Si de muy chico, Juanse fue conciente del parecido con Jagger, luego se encargó de cultivarlos aun más, definitivamente fanatizado por el sonido e imagen de la "mejor banda de rock and roll del mundo". No erna tiempos fáciles - nunca los fueron - para es música. En los medios masivos, principalmente la TV, primaba la "escuela beatle", con Juan Alberto Badía como sumo sacerdote y las referencias a sus eternos "rivales" venían generalmente por el lado de las "policiales"... Contra todo y contra todos, Juanse se sentía un Stone y así podía vérselo por las calles de su Devoto natal, desgarbado y feroz, componiendo imaginariamente riffs de guitarra como los de "Satisfaction". A veces, es decir siempre que quería conseguir material de sus ídolos, se mandaba al Parque Centenario - tradicional feria de discos y revistas usadas - donde "entre los hare krishnas, alguno te pasaba, de contrabando, un disquito de los Rolling..."
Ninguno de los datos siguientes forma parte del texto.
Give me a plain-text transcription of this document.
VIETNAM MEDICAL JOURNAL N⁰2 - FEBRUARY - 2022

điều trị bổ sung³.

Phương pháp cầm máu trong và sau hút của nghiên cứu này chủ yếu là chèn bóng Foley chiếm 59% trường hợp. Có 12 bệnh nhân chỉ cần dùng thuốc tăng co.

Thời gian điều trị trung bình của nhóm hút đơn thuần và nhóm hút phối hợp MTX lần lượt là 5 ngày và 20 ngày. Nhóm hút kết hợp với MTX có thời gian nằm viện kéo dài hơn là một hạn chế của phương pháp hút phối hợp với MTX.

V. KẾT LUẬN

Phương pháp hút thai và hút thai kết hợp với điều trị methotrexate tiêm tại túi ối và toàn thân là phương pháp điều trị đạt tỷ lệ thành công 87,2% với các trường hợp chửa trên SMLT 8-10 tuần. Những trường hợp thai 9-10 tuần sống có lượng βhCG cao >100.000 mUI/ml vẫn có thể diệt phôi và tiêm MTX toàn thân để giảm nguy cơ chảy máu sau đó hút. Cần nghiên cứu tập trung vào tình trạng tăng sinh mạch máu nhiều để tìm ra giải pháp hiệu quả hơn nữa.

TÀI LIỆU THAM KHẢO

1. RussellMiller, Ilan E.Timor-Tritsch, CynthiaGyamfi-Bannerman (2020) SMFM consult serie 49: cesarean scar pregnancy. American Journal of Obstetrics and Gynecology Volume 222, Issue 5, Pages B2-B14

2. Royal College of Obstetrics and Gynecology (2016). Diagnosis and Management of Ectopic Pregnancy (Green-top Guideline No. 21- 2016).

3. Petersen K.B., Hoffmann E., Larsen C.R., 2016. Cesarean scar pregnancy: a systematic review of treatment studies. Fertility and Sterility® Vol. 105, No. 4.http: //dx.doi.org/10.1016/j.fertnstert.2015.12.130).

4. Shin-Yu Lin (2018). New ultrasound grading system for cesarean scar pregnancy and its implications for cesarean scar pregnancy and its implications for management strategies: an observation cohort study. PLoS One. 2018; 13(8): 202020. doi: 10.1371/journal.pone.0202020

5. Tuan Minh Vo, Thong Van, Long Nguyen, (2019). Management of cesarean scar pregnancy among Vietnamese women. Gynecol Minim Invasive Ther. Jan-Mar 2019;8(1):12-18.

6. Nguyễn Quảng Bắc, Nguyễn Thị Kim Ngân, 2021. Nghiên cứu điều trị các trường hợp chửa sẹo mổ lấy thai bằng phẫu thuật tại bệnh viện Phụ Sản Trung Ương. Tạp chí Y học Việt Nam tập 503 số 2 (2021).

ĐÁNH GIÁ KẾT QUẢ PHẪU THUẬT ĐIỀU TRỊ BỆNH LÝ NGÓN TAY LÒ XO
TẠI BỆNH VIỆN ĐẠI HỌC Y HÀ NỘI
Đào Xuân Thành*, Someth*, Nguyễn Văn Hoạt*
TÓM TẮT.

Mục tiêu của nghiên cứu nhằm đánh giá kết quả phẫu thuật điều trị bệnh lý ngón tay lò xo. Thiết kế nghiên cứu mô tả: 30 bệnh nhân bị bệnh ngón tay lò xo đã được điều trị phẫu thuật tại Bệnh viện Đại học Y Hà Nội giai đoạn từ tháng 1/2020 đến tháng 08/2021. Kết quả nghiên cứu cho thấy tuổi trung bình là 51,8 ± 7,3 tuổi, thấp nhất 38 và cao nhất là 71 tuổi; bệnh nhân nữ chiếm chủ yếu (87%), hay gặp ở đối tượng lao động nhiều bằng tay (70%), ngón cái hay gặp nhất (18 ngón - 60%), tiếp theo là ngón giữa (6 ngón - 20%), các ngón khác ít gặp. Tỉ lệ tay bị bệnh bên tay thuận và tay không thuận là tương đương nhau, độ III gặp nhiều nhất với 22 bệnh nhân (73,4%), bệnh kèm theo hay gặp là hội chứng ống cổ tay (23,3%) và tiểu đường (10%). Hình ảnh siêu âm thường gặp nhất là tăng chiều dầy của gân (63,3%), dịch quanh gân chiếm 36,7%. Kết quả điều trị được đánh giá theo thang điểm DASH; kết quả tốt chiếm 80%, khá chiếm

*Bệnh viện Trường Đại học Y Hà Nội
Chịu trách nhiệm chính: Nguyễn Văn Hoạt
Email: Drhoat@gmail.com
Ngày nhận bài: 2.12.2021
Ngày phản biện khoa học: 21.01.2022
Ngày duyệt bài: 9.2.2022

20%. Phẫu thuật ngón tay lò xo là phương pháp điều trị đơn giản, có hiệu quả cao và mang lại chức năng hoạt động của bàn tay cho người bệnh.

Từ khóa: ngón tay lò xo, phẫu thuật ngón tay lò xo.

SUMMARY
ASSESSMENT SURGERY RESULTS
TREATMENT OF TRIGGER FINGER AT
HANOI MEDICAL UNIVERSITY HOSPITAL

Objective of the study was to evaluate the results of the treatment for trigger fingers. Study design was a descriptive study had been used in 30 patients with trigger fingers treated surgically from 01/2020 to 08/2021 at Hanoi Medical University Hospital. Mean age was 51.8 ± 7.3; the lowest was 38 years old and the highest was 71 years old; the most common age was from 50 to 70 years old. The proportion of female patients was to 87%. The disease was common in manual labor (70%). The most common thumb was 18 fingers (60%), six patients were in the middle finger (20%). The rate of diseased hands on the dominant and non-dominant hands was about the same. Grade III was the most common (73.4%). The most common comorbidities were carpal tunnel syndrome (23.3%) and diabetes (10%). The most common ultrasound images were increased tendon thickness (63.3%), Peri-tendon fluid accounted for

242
No había casa de rock ni de moda que difundiera el look típico de la banda. Por eso el descubrimiento de Little Stone (en la Galería del Este) fue algo así como una revelación. Horas enteras se pasaba Juanse enganchado en el local de la pilchería, con cualquier excusa, solo por estar. Ahí también tenían el primer mural de Jagger y Richards que el pibe de Devoto vió en su vida. Juanse no se cansaba de mirarlo, esperando que se rompieran las bolsas de remeras, para que se las regalaran.
De trabajo en serio, ni ahí. Al punto que su vieja, desesperado porque el nene no hacía un rejoraka (¡¡Muñoz animal!!) se puso en contacto con ANSA para conseguirle ubicación. No muy convencido, Juanse se presentó al llamado y fue puesto al tanto del funcionamento de las teletipos.
"Me dí cuenta que lo que iba a hacer era sacar rollos de fax durante nueve horas, además de comprarle café a un tipo", recuerda Juanse. "Entonces, ese primer día, después de varias horas, vino el tipo y me dijo: "che, andá a traerme un café". No se hizo rogar. Agarró la guita para el "mandado" y se tomó un tacho de vuelta a la casa. Todavía lo deben estar esperando...
Pero como todo Jagger que se precie, Juanse tenía su propio "Keith Richards". Aunque Pablo Memi, alias "Maldito", no reproduzca la fugura del violero de los Rolling y su instrumento sea el bajo. Pero Pablo compartió desde los orígenes la movida paranoica y su influencia en el proyecto fue de vital importancia. Más formal en su aspecto, "Maldito" pasó por laburos varios. Trabajó en una agencia de empleos - podía haberle buscado un rebusque a su compinche... - en una concesionaria de autos y principalmente, ese desempeñó como diseñador gráfico. Eso, además de estudiar un año de Historia y otro de Arquitectura.
Antes de dar forma a los Ratones Paranoicos, Juanse y Maldito, La puñalada amistosa, cuya primera guitarra estaba en manos de Gabriel Carámbula, hoy líder de Los Perros (ex Perros Calientes): no hacefalta profundizar demasiado el análisis para encontrar coincidencias entre ambas herederas de aquella Puñalada. Tanto los Perros como los Ratones - señalar parentescos zoológicos sería demasiado... - acostumbraban tocar covers de los Stones en sus primeras épocas y las primeras composiciones de ambos están inspiradas en el acento que el tandem Jagger-Richards le pone a las suyas.
Respecto a la relación Juanse-Carámbula... Tampoco hay que romperse el bocho para imaginar porqué concluyó con la formación de sendas agrupaciones en la que cada uno acaparó el papel de líder. Dos personalidades muy fuertes que no pueden o no saben complementarse, están destinadas fatalmente a enfrentarces.
Ya fuera por diferencias personales o no, la dupla Juanse-Carámbula no devino en una alquimia como la de sus inspiradores, y tampoco hay razones para considerarlo, a éste último, como el "Richards que no fue". Pero ningún amante del rock and roll y seguidor consecuente de la banda puede dejar de alucinar con lo que el instrumentista de Fabiana Cantilo y Fito Páez hubiera aportado al sonido paranoico.
Alejado Carámbula - según Juanse, "se fue a hacer heavy-metal" (?) - hubo que replantarse la cuestión grupal. De alguna parte - más exactamente de Devoto y Mataderos - aparecieron los personajes que faltaban para completar una banda de rock and roll como la que soñaba Juanse. Sarcófago se hizo cargo de la guitarra y Roy, de la batería.
El nombre ya estaba puesto. Había que salir a revindicarse del "legado".